Mantis, Madone Céleste et Reine des pseudonymes

Vous la connaissez très probablement grâce au deuxième volet cinématographique des Gardiens de la Galaxie dans lequel elle est incarnée par la québécoise Pom Klementieff, il est maintenant temps de s’attaquer à sa backstory comicsbookienne.

Et dès le début, ça déconne zéro. Sur fond d’Indochine –non, pas les émo-goth qui chantent comment pécho trois nuits par semaine-, l’allemand Gustav Brandt, un soldat aux pouvoirs psychiques, tombe amoureux d’une femme nommée Lua. Seul problème, le frère de cette dernière à quelques problèmes avec les étrangers. Une petite recherche sur internet vous apprendra que plus d’un millier de soldats allemands se sont battus à Diên Biên Phù sous le képi blanc de la Légion étrangère, dont d’anciens parachutistes du IIIe Reich et des spécialistes de la lutte anti-guérilla. Il est loin l’esprit Coubertin. De ce fait, ledit frère, de son doux prénom Khruul, chef de la pègre locale, se met en quête de faire la peau à Roméo et Juliette, l’un étant un chleu et l’autre une traîtresse. Fuyant pendant plusieurs mois, Lua finit par accoucher d’une petite fille, mais la mafia les rattrape et incendie leur maison, ne laissant au père que le temps d’attraper son enfant et de s’enfuir, laissant sa femme périr dans les flammes.

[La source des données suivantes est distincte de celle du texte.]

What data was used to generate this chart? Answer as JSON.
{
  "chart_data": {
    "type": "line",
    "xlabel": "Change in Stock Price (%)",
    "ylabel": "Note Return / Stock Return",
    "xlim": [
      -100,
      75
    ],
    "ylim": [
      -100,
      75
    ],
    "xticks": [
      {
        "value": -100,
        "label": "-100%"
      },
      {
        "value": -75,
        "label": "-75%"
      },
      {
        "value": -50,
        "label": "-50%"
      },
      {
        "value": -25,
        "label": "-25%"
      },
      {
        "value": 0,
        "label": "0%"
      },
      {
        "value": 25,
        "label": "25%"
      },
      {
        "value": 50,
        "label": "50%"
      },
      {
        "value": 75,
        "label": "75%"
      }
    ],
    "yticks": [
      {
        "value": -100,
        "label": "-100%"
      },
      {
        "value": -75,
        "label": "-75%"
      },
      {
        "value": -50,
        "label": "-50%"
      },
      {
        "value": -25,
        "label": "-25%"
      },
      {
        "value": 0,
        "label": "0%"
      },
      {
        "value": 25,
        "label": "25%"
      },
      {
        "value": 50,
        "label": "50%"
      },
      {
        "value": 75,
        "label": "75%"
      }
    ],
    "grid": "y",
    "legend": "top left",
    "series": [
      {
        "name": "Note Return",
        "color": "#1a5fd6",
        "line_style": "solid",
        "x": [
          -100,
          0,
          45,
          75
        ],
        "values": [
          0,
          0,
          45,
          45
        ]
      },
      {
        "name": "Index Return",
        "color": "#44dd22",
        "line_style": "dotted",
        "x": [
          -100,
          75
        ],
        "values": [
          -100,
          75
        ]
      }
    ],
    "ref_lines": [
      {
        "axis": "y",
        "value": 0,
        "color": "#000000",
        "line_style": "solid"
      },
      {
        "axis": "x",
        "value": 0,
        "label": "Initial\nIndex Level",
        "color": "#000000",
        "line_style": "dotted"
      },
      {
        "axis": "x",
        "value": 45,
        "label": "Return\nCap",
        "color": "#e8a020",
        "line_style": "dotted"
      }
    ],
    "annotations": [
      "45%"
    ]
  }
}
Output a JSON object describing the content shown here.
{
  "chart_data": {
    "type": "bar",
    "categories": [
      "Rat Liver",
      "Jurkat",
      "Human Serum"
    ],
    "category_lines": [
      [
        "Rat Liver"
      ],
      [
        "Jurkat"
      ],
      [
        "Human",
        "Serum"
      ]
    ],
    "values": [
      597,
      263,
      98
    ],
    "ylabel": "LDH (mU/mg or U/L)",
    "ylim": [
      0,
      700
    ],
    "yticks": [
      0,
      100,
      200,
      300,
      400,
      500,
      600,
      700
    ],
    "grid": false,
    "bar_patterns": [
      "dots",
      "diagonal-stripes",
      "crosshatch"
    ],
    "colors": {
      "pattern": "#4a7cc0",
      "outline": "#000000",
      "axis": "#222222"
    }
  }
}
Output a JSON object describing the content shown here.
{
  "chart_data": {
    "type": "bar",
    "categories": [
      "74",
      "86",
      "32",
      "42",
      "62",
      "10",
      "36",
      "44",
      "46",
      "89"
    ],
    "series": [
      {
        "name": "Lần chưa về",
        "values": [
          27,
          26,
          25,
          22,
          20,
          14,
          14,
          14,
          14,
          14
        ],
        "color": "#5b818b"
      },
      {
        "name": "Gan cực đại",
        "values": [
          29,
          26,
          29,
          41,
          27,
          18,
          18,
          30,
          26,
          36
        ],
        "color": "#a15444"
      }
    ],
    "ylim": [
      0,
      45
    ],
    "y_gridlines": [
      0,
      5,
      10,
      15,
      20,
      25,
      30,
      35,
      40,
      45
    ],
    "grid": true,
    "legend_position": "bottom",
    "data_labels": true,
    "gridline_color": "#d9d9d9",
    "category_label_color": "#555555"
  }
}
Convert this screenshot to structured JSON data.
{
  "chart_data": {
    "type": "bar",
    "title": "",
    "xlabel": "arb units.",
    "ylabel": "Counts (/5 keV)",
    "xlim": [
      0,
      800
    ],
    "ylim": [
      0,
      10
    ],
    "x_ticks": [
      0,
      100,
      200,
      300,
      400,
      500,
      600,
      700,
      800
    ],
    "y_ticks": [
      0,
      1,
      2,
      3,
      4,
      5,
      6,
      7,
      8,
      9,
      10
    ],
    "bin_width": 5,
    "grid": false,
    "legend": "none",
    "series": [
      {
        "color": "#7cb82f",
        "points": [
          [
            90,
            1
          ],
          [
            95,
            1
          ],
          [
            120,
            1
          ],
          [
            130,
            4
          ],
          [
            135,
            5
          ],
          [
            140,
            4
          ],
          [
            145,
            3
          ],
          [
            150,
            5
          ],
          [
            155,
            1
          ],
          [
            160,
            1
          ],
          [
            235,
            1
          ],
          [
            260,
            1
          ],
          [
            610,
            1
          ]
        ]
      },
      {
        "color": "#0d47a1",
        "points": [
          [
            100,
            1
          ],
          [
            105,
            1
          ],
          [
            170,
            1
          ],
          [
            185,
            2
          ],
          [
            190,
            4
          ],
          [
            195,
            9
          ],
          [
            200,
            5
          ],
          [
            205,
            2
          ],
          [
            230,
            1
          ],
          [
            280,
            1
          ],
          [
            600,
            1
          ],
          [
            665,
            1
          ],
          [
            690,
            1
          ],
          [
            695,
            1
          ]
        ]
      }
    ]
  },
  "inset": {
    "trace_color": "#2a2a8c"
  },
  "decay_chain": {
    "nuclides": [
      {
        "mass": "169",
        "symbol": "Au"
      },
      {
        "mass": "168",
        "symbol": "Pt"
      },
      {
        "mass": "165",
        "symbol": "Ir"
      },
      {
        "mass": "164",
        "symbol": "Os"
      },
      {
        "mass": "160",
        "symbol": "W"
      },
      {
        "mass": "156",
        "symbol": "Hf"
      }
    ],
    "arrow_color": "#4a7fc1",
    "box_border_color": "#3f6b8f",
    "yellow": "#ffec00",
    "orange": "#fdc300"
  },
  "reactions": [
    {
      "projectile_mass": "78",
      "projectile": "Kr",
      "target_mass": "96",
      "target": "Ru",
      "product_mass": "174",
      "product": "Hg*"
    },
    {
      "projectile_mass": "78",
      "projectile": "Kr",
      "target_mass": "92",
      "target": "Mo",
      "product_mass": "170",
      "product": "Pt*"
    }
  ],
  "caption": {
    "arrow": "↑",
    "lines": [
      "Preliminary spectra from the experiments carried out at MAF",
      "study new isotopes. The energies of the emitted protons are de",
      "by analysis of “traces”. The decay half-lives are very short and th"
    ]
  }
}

Gustav Brandt l’emmène alors au temple de Pama, lieu de résidence de Krees  pacifiques, ce qui est important de préciser vu que leurs congénères du style Ronan l’Accusateur ont tendance à être taquins. Là, il est séparé de sa fille afin de ne pas influer sur le développement de cette dernière, les prêtres voyant en l’enfant la future Madone Céleste, ayant pour mission d’enfanter une sorte de Jésus cosmique dont le père devra être un Cotatis, une espèce végétale télépathe. Pendant des années Mantis apprend l’art du combat et la télépathie, et à sa majorité, sa mémoire est effacée et des faux souvenirs lui sont implantés, lui laissant croire qu’elle a toujours été une orpheline errant dans les rues de Saïgon. Le but est de la tester afin de voir si elle est effectivement prête à devenir la Madone Céleste. Malheureusement, tout part en vrille pour les prêtres qui n’ont à aucun moment prévu que la jeune femme puisse avoir des difficultés à s’intégrer surtout avec ce faux passé. De ce fait, sans argent, sans famille, et sans possibilité d’avenir, Mantis tente de survivre comme elle peut, travaillant comme prostituée, puis comme barmaid à la solde d’un mafieux qui n’est autre que son bon vieux oncle Khruul, bien qu’ils ignorent tous les deux ce lien de parenté. Dans son bar, elle tombe sur Swordsman, un héros de dixième zone travaillant pour la pègre, totalement alcoolisé.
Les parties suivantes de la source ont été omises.